Two of the professors whose courses he enjoyed were the late Harry Silla, professor emeritus and former chair of the Department of Chemistry and Chemical Engineering, and George DeLancey, a chemical engineer specializing in reactor design, who is now retired. Dr. DeLancey gave Joe a work-study job, for which he is eternally grateful.

Women were admitted to Stevens in 1971, when Joe was a junior, but there was no major impact on him or his class. “They were two years behind us and there were only 12 or 15 in the first class,” he said. “We didn’t have much interaction. I thought maybe eventually Stevens would admit up to 20 or 30 women—but now the student body is 30 percent female. It was one of many changes that began during that era.”

His extracurricular activities included membership in the American Institute of Chemical Engineers, the Inter-Dormitory Council—which basically set up sports competitions in basketball, volleyball or bowling—and, most important, being a section representative of the Honor Board. Section reps facilitated exams; there were no professors or teachers in the room.
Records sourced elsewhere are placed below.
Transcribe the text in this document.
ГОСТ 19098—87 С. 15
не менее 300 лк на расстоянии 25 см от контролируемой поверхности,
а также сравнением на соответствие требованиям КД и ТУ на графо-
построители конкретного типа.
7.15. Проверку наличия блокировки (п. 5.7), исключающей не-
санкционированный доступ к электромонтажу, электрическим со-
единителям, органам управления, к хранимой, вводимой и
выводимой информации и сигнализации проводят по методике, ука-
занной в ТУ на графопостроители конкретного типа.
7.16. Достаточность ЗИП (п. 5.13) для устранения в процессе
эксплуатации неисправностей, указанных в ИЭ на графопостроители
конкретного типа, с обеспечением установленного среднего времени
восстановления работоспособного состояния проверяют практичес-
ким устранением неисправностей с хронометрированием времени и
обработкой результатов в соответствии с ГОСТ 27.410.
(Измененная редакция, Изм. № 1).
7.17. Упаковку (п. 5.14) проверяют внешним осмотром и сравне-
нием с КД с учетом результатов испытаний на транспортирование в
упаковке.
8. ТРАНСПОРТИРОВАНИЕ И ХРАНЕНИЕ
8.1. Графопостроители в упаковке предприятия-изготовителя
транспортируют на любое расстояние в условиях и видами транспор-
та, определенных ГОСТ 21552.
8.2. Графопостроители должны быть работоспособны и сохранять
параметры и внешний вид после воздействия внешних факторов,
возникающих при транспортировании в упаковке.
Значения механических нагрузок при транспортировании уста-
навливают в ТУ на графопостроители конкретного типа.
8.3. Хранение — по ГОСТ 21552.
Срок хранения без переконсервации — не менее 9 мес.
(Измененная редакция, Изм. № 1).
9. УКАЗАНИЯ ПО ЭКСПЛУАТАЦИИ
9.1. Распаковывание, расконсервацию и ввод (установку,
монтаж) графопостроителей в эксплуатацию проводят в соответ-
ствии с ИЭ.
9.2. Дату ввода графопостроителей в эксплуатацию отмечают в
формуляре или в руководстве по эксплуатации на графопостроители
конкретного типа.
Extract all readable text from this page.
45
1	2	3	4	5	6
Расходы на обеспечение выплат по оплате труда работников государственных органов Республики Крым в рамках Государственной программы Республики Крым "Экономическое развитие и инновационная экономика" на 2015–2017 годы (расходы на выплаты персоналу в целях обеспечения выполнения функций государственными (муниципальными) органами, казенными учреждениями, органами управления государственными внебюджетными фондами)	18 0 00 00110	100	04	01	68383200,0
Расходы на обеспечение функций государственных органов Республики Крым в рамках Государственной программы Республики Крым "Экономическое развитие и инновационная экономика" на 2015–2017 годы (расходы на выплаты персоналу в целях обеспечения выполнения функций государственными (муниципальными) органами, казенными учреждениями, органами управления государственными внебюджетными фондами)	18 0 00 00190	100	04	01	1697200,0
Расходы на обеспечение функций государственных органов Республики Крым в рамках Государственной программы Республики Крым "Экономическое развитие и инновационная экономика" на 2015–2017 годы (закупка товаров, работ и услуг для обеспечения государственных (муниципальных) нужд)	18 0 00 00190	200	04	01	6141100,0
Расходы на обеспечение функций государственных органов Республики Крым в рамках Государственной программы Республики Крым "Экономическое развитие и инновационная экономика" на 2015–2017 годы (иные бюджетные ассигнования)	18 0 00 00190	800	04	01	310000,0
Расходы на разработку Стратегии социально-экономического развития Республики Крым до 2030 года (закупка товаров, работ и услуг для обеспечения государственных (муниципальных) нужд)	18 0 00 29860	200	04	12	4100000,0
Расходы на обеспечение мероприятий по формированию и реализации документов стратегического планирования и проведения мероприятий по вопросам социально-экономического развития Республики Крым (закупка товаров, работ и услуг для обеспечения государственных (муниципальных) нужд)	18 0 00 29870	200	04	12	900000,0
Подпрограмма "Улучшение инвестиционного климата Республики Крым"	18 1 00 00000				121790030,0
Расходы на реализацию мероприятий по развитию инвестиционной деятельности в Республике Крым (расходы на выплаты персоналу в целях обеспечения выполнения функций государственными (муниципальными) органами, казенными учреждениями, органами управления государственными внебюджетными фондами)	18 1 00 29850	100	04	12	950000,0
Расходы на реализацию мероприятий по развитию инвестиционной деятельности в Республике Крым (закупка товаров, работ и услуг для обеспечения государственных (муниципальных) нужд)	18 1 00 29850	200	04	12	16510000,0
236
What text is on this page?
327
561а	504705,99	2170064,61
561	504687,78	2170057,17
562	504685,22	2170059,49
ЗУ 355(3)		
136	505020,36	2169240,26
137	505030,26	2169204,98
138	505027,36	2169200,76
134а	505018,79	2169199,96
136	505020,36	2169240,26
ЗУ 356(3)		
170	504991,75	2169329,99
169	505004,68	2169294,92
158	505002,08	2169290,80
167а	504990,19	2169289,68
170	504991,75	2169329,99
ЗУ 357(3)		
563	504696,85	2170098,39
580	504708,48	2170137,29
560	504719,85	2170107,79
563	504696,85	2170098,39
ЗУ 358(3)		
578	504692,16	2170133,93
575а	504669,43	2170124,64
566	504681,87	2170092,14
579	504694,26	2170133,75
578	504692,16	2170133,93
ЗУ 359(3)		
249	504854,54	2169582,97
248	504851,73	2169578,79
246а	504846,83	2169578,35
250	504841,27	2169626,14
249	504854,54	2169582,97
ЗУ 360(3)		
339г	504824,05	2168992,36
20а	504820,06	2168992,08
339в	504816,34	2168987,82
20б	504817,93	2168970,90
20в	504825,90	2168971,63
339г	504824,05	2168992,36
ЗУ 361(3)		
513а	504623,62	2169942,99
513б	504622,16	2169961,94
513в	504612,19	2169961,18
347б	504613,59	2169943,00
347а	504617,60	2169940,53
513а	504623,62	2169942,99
When people were caught cheating, which was infrequent, the Honor Board would have a trial. “When I got to the outside world, it was a shock to me that some educated people in responsible positions did not view honor the way we did at Stevens,” he commented.

Joe’s career in the design, engineering and production of plastics and other petrochemical products, as well as in developing clean energy, took him to Holland, England, Mexico and, twenty-some years later, back stateside. He admits to speaking Dutch, German and Spanish—“with a little bit of Hungarian thrown in from my grandparents.”

Once he was settled in Houston, Joe began to think about investing in good causes. And that is when he became involved with Stevens once again. “I had received some significant bonuses so I decided to become involved in philanthropy,” he said. He and his fellow class officers made calls to the 250 members of his class, and he became a major force behind starting the Class of 1973 Endowed Scholarship, which is growing. “I even solicit my friends in Texas to give,” he commented. As vice president of his class, he has committed to helping raise $2 million for the fund by the 50th reunion of the class in 2023.

His other charities include the Houston Food Bank; Making it Better, which supports urban literacy; Bel Inizio, which helps women who are down on their luck make a fresh start; and the Red Cross. “Texas is a low tax state and sometimes people miss the safety net,” he observed. “It needs charities that take care of people.”

Life lessons have been on Joe’s mind since he retired. “I learned a lot of theory at Stevens,” he said. “And then I learned that theory doesn’t often apply in the working world. Theory is a good way of piquing a student’s interest; it gets the curiosity going, rather than supplying practical solutions.”

The other life lesson is that life is not linear.

“We would all like to believe that our lives would increase in a linear and very predictable manner,” Joe said at the April 2019 Scholarship Luncheon on campus. If life were linear:

  • Every year we would become 4% smarter
  • Every year we would become 6% more wealthy
  • Every year we would be 5% happier

But life doesn’t work that way. “Usually our parents pay taxes and we go to public school. Usually we don’t even see the money. Then we graduate from high school and go away to college. Then we fall off the cliff. For many people, it’s life’s first great nonlinearity. Our parents still have to pay the taxes, but we as a family unit also have to pay a tuition bill that can reach $50,000 per year. Life is totally disrupted.”

One solution to this nonlinearity is scholarships.

“I couldn’t have attended such an excellent institution of higher education as Stevens without financial aid,” he continued. “So when I retired, I had a little time to put my feet up and count my blessings (and my money). I decided our class needed to endow a scholarship. Many of us have gotten a boost up. Now it is time for us to give back.”

Joe’s feet are no longer up. He is working to make sure that present and future Stevens students will have the support they need to learn and succeed.